Она снисходительно пожала плечами, устало и очень понимающими глазами посмотрела на меня.
— Вадим Алексеевич… — И вздохнула: — Мне очень нравятся ваши морские свинки. — Ее лицо вытянулось, остро выступил подбородок, и в глазах появился кошачий холодок. — Только ведь для вашей диссертации о нагуле беконного мяса нужны совсем не морские свинки.
И вышла из лаборатории.
А дома меня ждал сюрприз — Лео.
Лика выскочила открыть мне дверь, — я любил, когда она меня встречает, и потому позвонил. Она была необычайно оживленна и, вопреки своей обычной сдержанности, обвила мою шею, расцеловала, громко восхищаясь подарком, тут же надела туфли, сбросив с ноги старые, и, немножко приторно-просяще заглядывая в глаза, сказала:
— А у нас уже гость.
Я понял сразу, что это — Лео. Он предпринял очередную атаку.
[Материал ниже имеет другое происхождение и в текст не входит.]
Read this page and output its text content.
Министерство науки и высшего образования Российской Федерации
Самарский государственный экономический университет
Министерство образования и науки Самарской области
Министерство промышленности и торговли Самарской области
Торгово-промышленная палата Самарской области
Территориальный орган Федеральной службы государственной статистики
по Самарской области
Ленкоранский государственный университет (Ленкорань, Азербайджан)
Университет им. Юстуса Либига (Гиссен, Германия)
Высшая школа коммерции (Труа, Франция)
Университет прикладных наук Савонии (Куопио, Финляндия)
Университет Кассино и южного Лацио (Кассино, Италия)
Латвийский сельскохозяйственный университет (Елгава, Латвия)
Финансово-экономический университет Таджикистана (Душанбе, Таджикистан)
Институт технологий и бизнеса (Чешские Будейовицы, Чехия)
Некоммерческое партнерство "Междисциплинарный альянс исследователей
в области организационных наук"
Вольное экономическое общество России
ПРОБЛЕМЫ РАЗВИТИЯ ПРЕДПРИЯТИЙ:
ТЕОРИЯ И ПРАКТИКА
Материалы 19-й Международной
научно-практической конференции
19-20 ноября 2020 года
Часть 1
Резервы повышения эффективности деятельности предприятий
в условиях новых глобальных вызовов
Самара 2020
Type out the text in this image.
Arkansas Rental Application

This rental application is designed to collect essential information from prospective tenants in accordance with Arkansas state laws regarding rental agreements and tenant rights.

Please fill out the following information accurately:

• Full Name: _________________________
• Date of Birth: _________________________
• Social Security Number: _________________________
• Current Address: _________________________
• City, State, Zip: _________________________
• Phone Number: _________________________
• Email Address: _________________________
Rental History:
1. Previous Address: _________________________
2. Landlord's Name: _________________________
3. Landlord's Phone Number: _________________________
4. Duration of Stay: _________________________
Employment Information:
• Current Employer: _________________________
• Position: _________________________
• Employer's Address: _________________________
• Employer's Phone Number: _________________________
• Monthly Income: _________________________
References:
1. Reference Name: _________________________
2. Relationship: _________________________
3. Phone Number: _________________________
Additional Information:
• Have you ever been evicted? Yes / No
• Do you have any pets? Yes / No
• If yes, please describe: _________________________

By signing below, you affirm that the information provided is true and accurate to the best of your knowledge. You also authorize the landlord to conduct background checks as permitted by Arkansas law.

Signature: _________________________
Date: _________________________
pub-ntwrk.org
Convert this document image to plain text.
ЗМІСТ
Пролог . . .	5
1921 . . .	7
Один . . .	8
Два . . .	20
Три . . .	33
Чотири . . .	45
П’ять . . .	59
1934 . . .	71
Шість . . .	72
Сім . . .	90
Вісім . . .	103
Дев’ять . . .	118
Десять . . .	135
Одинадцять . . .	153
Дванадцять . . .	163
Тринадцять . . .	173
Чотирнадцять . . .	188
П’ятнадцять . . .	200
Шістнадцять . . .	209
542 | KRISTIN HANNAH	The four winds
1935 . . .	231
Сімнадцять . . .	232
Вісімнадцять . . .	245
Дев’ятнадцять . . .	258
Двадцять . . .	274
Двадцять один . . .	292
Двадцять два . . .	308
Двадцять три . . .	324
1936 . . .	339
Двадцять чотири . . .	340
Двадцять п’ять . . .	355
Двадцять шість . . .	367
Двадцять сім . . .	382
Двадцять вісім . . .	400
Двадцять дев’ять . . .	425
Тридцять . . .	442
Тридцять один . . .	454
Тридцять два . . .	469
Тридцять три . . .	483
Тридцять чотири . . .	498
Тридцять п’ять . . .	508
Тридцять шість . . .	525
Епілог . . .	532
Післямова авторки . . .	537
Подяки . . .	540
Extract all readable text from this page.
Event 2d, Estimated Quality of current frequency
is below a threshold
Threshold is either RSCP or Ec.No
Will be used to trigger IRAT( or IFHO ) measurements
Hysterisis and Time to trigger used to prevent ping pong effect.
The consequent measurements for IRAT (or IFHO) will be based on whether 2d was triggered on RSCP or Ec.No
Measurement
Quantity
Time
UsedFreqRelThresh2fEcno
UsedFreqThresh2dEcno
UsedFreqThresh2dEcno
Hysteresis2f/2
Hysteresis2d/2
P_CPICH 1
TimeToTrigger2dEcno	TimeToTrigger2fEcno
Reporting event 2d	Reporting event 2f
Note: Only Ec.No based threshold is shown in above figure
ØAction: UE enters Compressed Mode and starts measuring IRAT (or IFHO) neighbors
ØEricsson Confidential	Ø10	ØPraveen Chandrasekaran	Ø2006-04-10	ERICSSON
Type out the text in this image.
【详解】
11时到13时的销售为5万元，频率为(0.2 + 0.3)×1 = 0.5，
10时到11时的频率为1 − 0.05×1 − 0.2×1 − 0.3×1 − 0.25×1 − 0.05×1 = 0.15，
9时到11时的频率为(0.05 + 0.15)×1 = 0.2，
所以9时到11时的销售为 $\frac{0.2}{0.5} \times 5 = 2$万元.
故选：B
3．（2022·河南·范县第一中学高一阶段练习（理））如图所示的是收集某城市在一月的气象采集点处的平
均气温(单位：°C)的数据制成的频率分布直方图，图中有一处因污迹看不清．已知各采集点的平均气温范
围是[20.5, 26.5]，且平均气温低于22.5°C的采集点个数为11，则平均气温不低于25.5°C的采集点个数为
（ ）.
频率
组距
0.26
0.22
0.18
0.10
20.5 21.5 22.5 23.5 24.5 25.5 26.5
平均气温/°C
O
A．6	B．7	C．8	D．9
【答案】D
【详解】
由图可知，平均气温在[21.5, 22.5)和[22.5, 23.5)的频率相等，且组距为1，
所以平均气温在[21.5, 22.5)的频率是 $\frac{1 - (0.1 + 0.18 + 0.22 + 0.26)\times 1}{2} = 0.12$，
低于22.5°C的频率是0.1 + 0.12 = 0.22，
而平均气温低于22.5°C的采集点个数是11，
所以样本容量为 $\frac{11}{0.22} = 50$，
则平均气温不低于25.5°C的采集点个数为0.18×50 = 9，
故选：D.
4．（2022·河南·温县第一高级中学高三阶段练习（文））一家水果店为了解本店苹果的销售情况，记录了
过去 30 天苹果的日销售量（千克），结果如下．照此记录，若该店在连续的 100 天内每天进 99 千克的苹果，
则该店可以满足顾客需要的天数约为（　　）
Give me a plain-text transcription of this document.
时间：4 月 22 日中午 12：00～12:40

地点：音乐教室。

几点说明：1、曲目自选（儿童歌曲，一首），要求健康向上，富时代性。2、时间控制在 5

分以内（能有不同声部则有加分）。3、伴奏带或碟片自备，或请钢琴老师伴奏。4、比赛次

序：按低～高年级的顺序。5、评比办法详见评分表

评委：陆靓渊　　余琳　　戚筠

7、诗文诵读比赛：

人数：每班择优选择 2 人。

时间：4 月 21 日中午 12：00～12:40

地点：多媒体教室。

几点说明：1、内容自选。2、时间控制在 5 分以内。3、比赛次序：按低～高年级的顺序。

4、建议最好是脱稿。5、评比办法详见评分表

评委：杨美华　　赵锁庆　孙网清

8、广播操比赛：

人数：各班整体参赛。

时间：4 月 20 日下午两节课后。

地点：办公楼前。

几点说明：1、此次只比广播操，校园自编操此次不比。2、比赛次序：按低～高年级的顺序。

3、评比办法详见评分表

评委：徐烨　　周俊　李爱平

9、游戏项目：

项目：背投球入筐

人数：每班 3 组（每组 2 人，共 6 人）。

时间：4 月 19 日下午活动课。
— Ну, не серчай, старик, — сказал он, слоново ступая мне навстречу. — Я тоже хочу верить, что нас постигнет удача. Но надо все-таки отдавать себе отчет, что человек не протозоа. Он отличается от амебы, как счетно-решающее устройство от лаптя. Надо рассчитать свои силы и сосредоточиться на целесообразном.
Он поднял стопку и придвинул мне другую.
— Да; правда, выпейте и не портите дня моего рождения, — сказала Лика и налила себе.
И все мы выпили. Только я сказал, упрямо напрягая губы:
— Каждый — за свое.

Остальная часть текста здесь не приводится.